If you can trust IMDB trivia, the shot took two days to film, with one thousand extras and unruly outdoor locations with natural light. As fun as they look, single-take scenes require many film production resources and eat up a lot of shooting time. Before you set your heart on one of these showcases, take a measure of how it will impact your production flow. And consider if you have enough budget to get it done.
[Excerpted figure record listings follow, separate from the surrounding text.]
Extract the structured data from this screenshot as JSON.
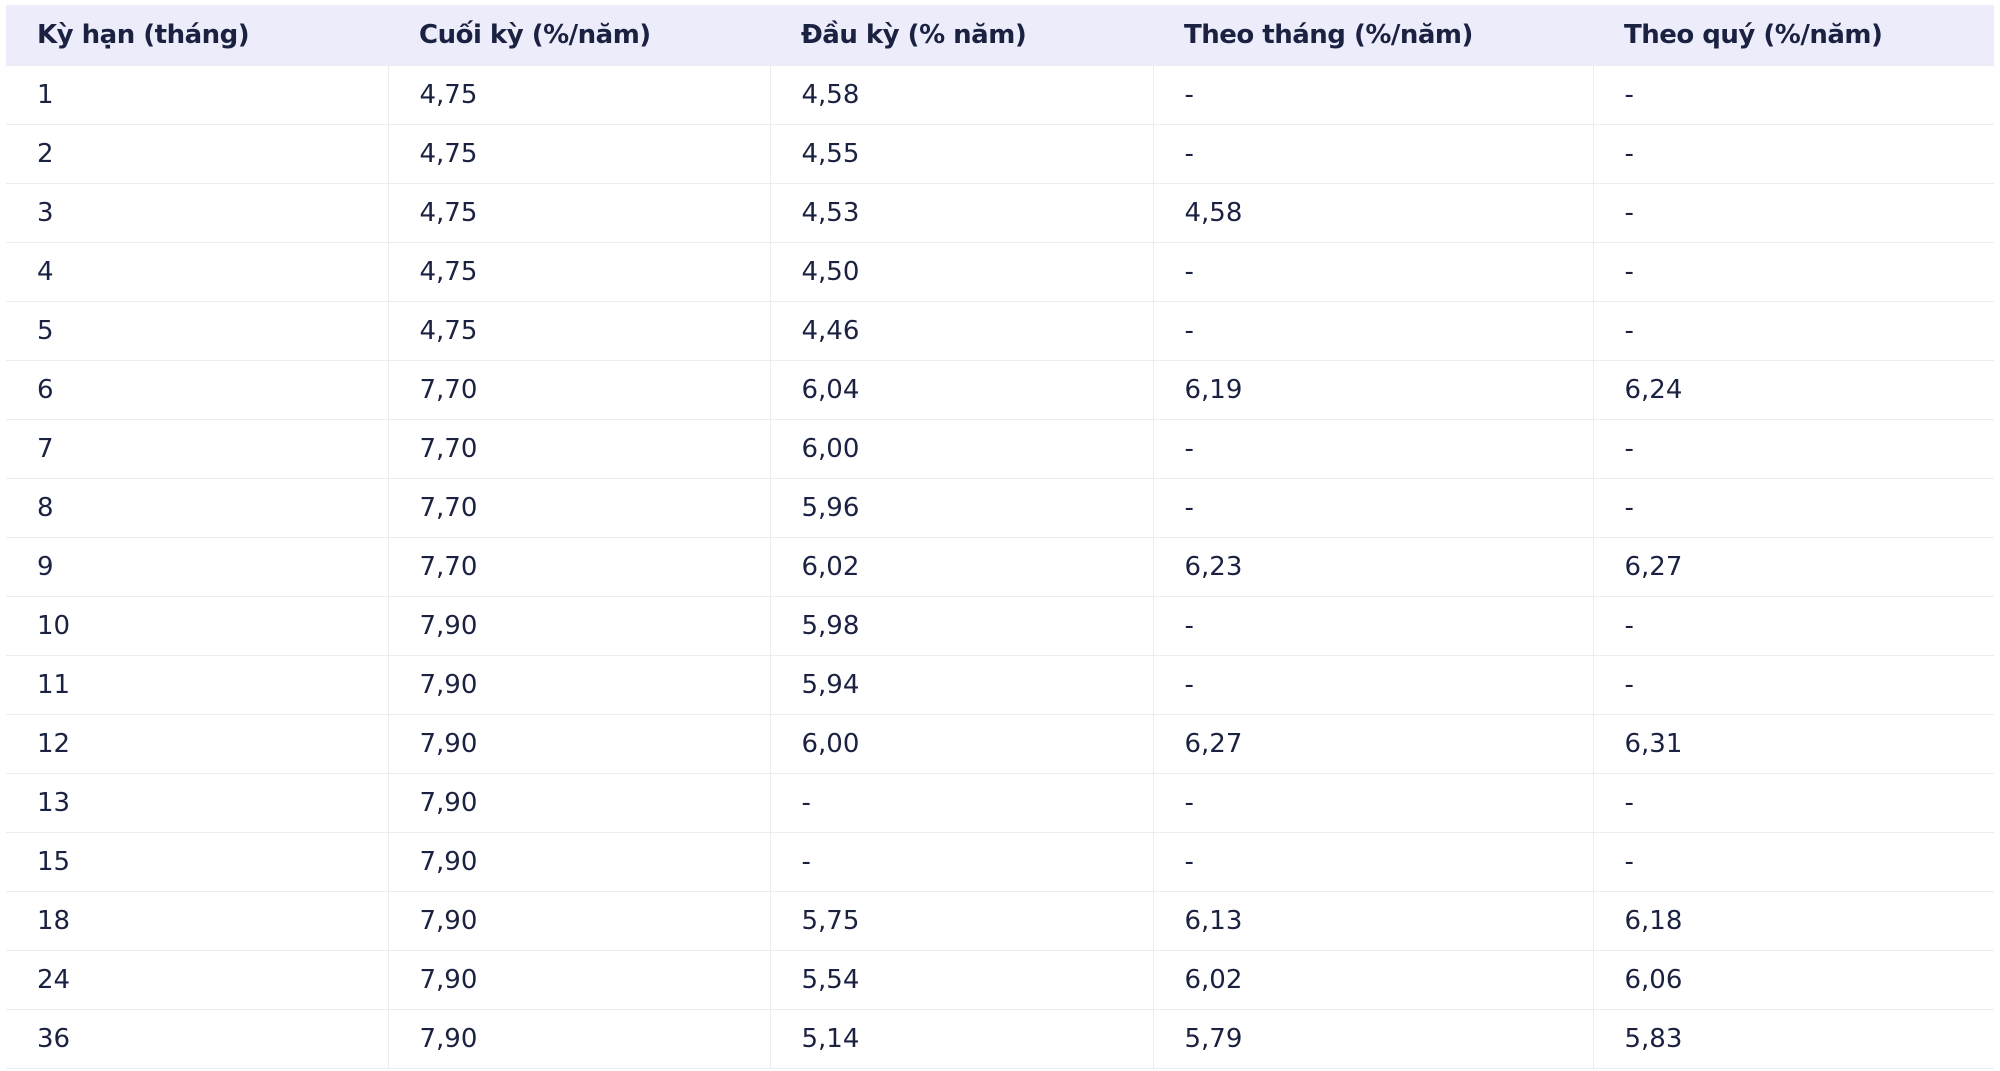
{
  "table": {
    "header": [
      "Kỳ hạn (tháng)",
      "Cuối kỳ (%/năm)",
      "Đầu kỳ (% năm)",
      "Theo tháng (%/năm)",
      "Theo quý (%/năm)"
    ],
    "rows": [
      [
        "1",
        "4,75",
        "4,58",
        "-",
        "-"
      ],
      [
        "2",
        "4,75",
        "4,55",
        "-",
        "-"
      ],
      [
        "3",
        "4,75",
        "4,53",
        "4,58",
        "-"
      ],
      [
        "4",
        "4,75",
        "4,50",
        "-",
        "-"
      ],
      [
        "5",
        "4,75",
        "4,46",
        "-",
        "-"
      ],
      [
        "6",
        "7,70",
        "6,04",
        "6,19",
        "6,24"
      ],
      [
        "7",
        "7,70",
        "6,00",
        "-",
        "-"
      ],
      [
        "8",
        "7,70",
        "5,96",
        "-",
        "-"
      ],
      [
        "9",
        "7,70",
        "6,02",
        "6,23",
        "6,27"
      ],
      [
        "10",
        "7,90",
        "5,98",
        "-",
        "-"
      ],
      [
        "11",
        "7,90",
        "5,94",
        "-",
        "-"
      ],
      [
        "12",
        "7,90",
        "6,00",
        "6,27",
        "6,31"
      ],
      [
        "13",
        "7,90",
        "-",
        "-",
        "-"
      ],
      [
        "15",
        "7,90",
        "-",
        "-",
        "-"
      ],
      [
        "18",
        "7,90",
        "5,75",
        "6,13",
        "6,18"
      ],
      [
        "24",
        "7,90",
        "5,54",
        "6,02",
        "6,06"
      ],
      [
        "36",
        "7,90",
        "5,14",
        "5,79",
        "5,83"
      ]
    ]
  }
}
You may see these single shots marvel as a call to action, a tease, an invitation to play. But sometimes, you catch a master of the form that shreds any ambition you might have to achieve that kind of cinematic virtuosity. Khrustalyov, My Car! (Aleksei German, 1998) is a dark picaresque about a soviet general going to virtual hell as Stalin dies, is a film production composed of a series of baroque one-take wonders, so dense and packed with detail that they overwhelm you. If you appreciate the form, you have to take this in, but be warned. It is a difficult, moody movie. It does not blink when it comes to portraying violence.

You Have Not Seen It All

When you think you have seen everything, and there is no way anybody can make this trick his own, along comes Annette (2021). Leos Carax’s challenging musical starts with the director working at a recording studio with the cult band Sparks, session musicians, and a chorus of female singers uniformed in aquamarine dresses. Carax says “So, may we start?" and the prompt becomes the first verse in an opening number. After a few cuts in the studio, the camera tracks the talent leaving for the streets. The rest of the cast assembles and walks, intoning a self-referential hymn about putting on a show. 

Actors Adam Driver and Marion Cotillard start the promenade as themselves. They end it as their characters: a bitter comedian named Henry McHenry. and a delicate opera singer Anne Desfrasnoux. The unlikely pair is in love. That gliding shot is a simple and elegant way to ease us into their world. 

You love to see it. And you would love to do it.